Fishermen and environmental groups blame water agencies for diverting too much water too soon to farms, which could lead to severe salmon die-off and drive the species closer to extinction.

“We know that climate change is going to make years like this more common, and what the agencies should be doing is managing for the worst-case scenario,” said Sam Mace, a director of Save Our Wild Salmon, a coalition working to restore wild salmon and steelhead in the Pacific Northwest.

“We need some real changes in how rivers are managed if they’re going to survive,” she added.

On the Klamath River near the Oregon state line, California wildlife officials decided not to release more than 1 million young Chinook salmon into the wild and instead drove them to hatcheries that could host them until river conditions improve.

Much is riding on this class of salmon because it could be the first to return to the river if plans to remove four of six dams on the Klamath and restore fish access to the upper river go according to plan.

Across the West, officials are struggling with the similar concerns over fish populations.

In Idaho, officials recognized that endangered sockeye salmon wouldn’t make their upstream migration through hundreds of miles of warm water to their spawning habitat, so they flooded the Snake River with cool water, then trapped and trucked the fish to hatcheries.

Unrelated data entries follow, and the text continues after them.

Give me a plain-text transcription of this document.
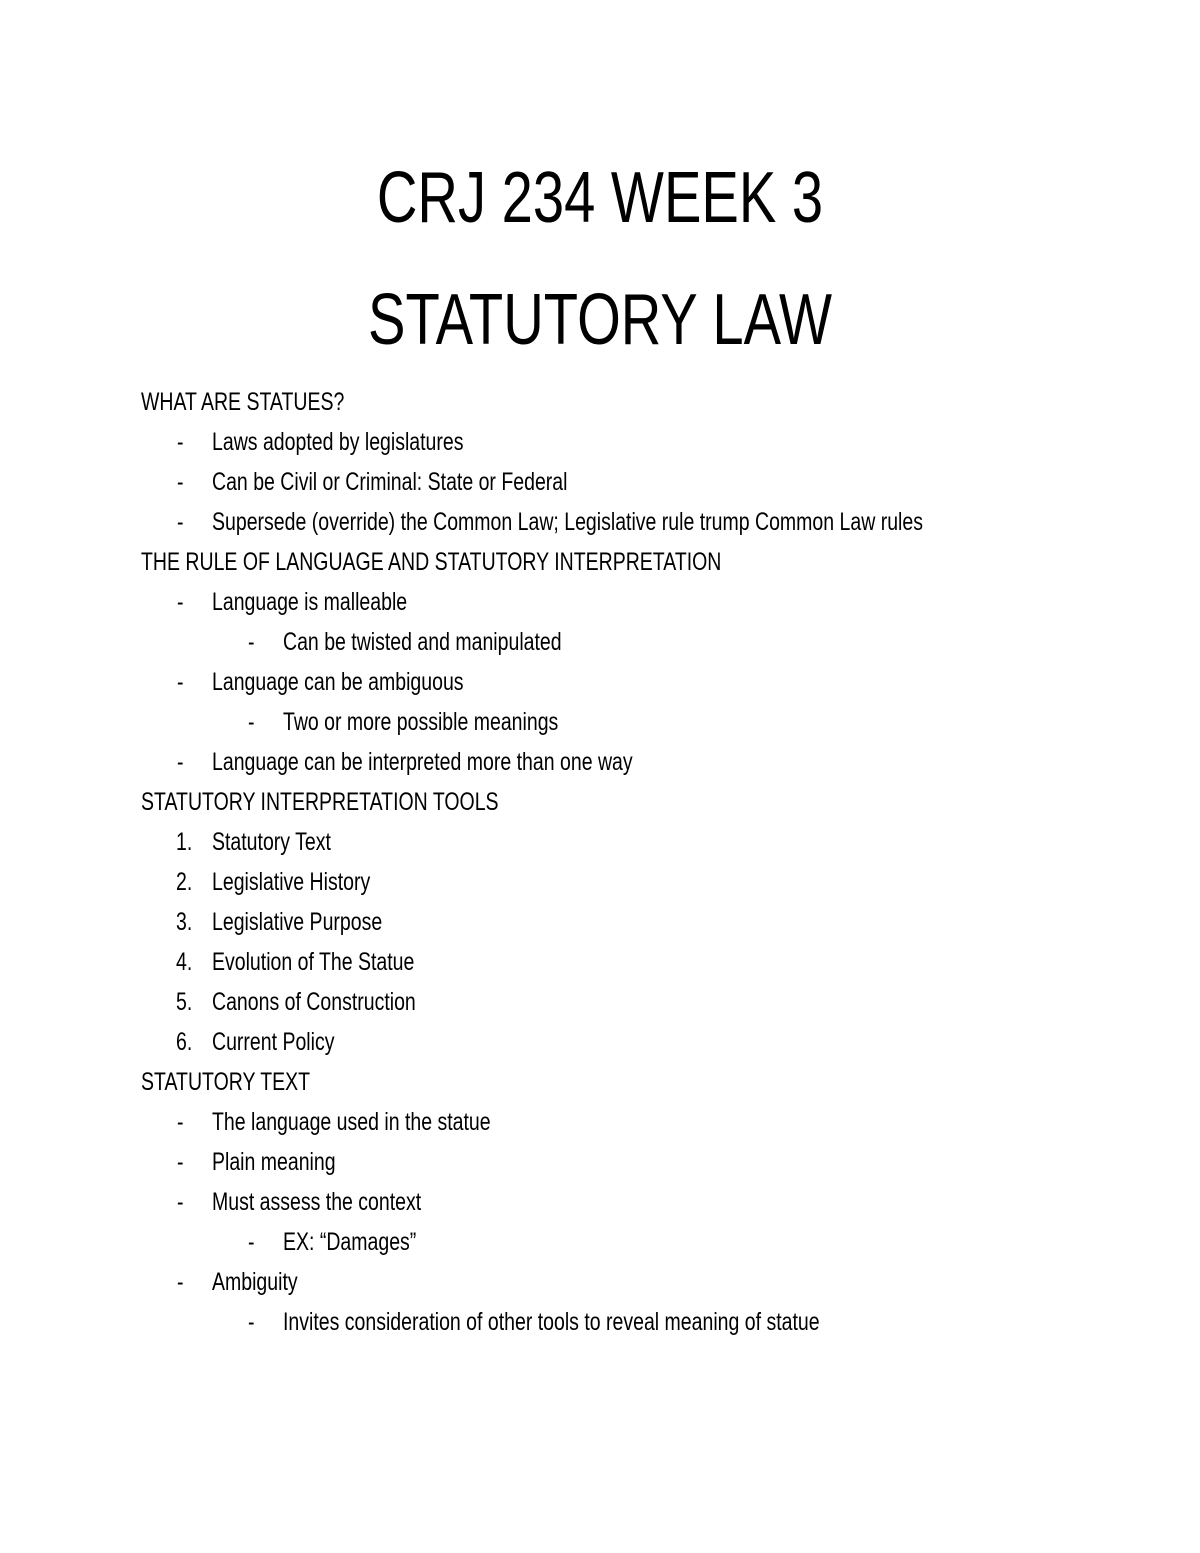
CRJ 234 WEEK 3
STATUTORY LAW
WHAT ARE STATUES?
- Laws adopted by legislatures
- Can be Civil or Criminal: State or Federal
- Supersede (override) the Common Law; Legislative rule trump Common Law rules
THE RULE OF LANGUAGE AND STATUTORY INTERPRETATION
- Language is malleable
- Can be twisted and manipulated
- Language can be ambiguous
- Two or more possible meanings
- Language can be interpreted more than one way
STATUTORY INTERPRETATION TOOLS
1. Statutory Text
2. Legislative History
3. Legislative Purpose
4. Evolution of The Statue
5. Canons of Construction
6. Current Policy
STATUTORY TEXT
- The language used in the statue
- Plain meaning
- Must assess the context
- EX: “Damages”
- Ambiguity
- Invites consideration of other tools to reveal meaning of statue
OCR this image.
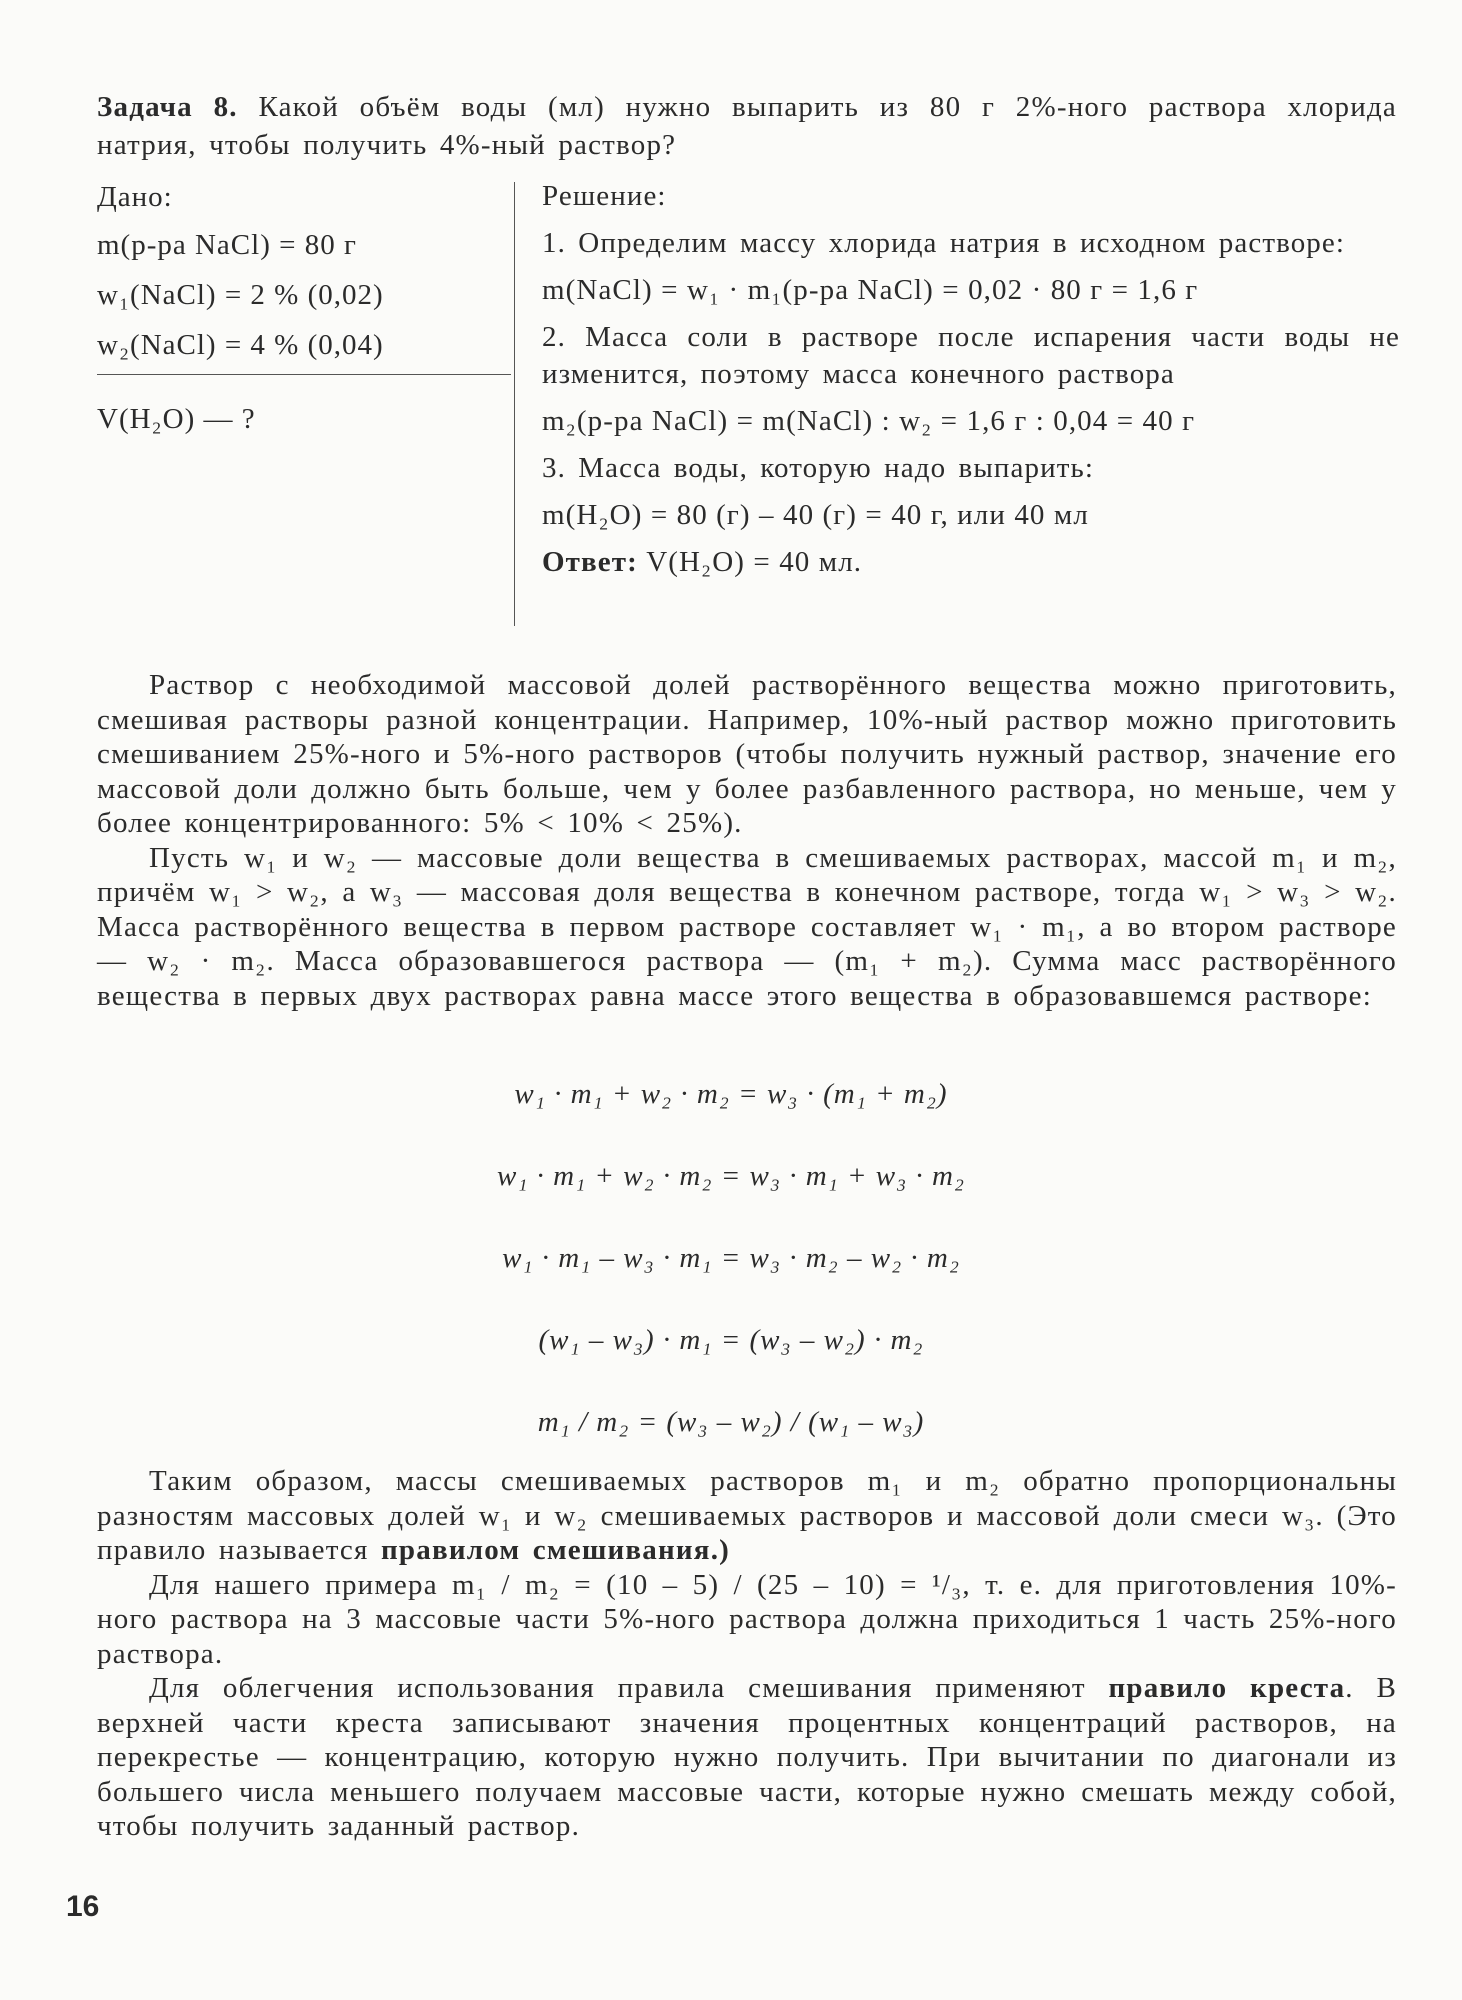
Задача 8. Какой объём воды (мл) нужно выпарить из 80 г 2%-ного раствора хлорида натрия, чтобы получить 4%-ный раствор?
Дано:
m(р-ра NaCl) = 80 г
w₁(NaCl) = 2 % (0,02)
w₂(NaCl) = 4 % (0,04)
V(H₂O) — ?
Решение:
1. Определим массу хлорида натрия в исходном растворе:
m(NaCl) = w₁ · m₁(р-ра NaCl) = 0,02 · 80 г = 1,6 г
2. Масса соли в растворе после испарения части воды не изменится, поэтому масса конечного раствора
m₂(р-ра NaCl) = m(NaCl) : w₂ = 1,6 г : 0,04 = 40 г
3. Масса воды, которую надо выпарить:
m(H₂O) = 80 (г) – 40 (г) = 40 г, или 40 мл
Ответ: V(H₂O) = 40 мл.

Раствор с необходимой массовой долей растворённого вещества можно приготовить, смешивая растворы разной концентрации. Например, 10%-ный раствор можно приготовить смешиванием 25%-ного и 5%-ного растворов (чтобы получить нужный раствор, значение его массовой доли должно быть больше, чем у более разбавленного раствора, но меньше, чем у более концентрированного: 5% < 10% < 25%).

Пусть w₁ и w₂ — массовые доли вещества в смешиваемых растворах, массой m₁ и m₂, причём w₁ > w₂, а w₃ — массовая доля вещества в конечном растворе, тогда w₁ > w₃ > w₂. Масса растворённого вещества в первом растворе составляет w₁ · m₁, а во втором растворе — w₂ · m₂. Масса образовавшегося раствора — (m₁ + m₂). Сумма масс растворённого вещества в первых двух растворах равна массе этого вещества в образовавшемся растворе:

w₁ · m₁ + w₂ · m₂ = w₃ · (m₁ + m₂)
w₁ · m₁ + w₂ · m₂ = w₃ · m₁ + w₃ · m₂
w₁ · m₁ – w₃ · m₁ = w₃ · m₂ – w₂ · m₂
(w₁ – w₃) · m₁ = (w₃ – w₂) · m₂
m₁ / m₂ = (w₃ – w₂) / (w₁ – w₃)

Таким образом, массы смешиваемых растворов m₁ и m₂ обратно пропорциональны разностям массовых долей w₁ и w₂ смешиваемых растворов и массовой доли смеси w₃. (Это правило называется правилом смешивания.)

Для нашего примера m₁ / m₂ = (10 – 5) / (25 – 10) = ¹/₃, т. е. для приготовления 10%-ного раствора на 3 массовые части 5%-ного раствора должна приходиться 1 часть 25%-ного раствора.

Для облегчения использования правила смешивания применяют правило креста. В верхней части креста записывают значения процентных концентраций растворов, на перекрестье — концентрацию, которую нужно получить. При вычитании по диагонали из большего числа меньшего получаем массовые части, которые нужно смешать между собой, чтобы получить заданный раствор.

16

And environmentalists went to court this month in Portland, Oregon, to try to force dam operators on the Snake and Columbia rivers to release more water at dams blocking migrating salmon, arguing that the effects of climate change and a recent heat wave were further threatening fish already on the verge of extinction.

Low water levels are also affecting recreational fishing. Officials in Wyoming, Colorado, Montana and California are asking anglers to fish during the coolest parts of the day to minimize the impact on fish stressed from low-oxygen levels in warm water.

Scientists say the salmon population in California historically has rebounded after a drought because they have evolved to tolerate the Mediterranean-like climate and benefited from rainy, wet years. But an extended drought could lead to extinction of certain runs of salmon.

“We’re at the point where I’m not sure drought is appropriate term to describe what’s happening,” said Andrew Rypel, a fish ecologist at the University of California, Davis. He said the West is transitioning to an increasingly water-scarce environment.

Hudson, the fisherman, said he used to spend days at sea when the salmon season was longer and could catch 100 fish per day.

This year, he said he was lucky to catch 80 to sell at the market.

“Retiring would be the smart thing to do, but I can’t bring myself to do it because these fish have been so good to us for all these years,” Hudson said. “I can’t just walk away from it.”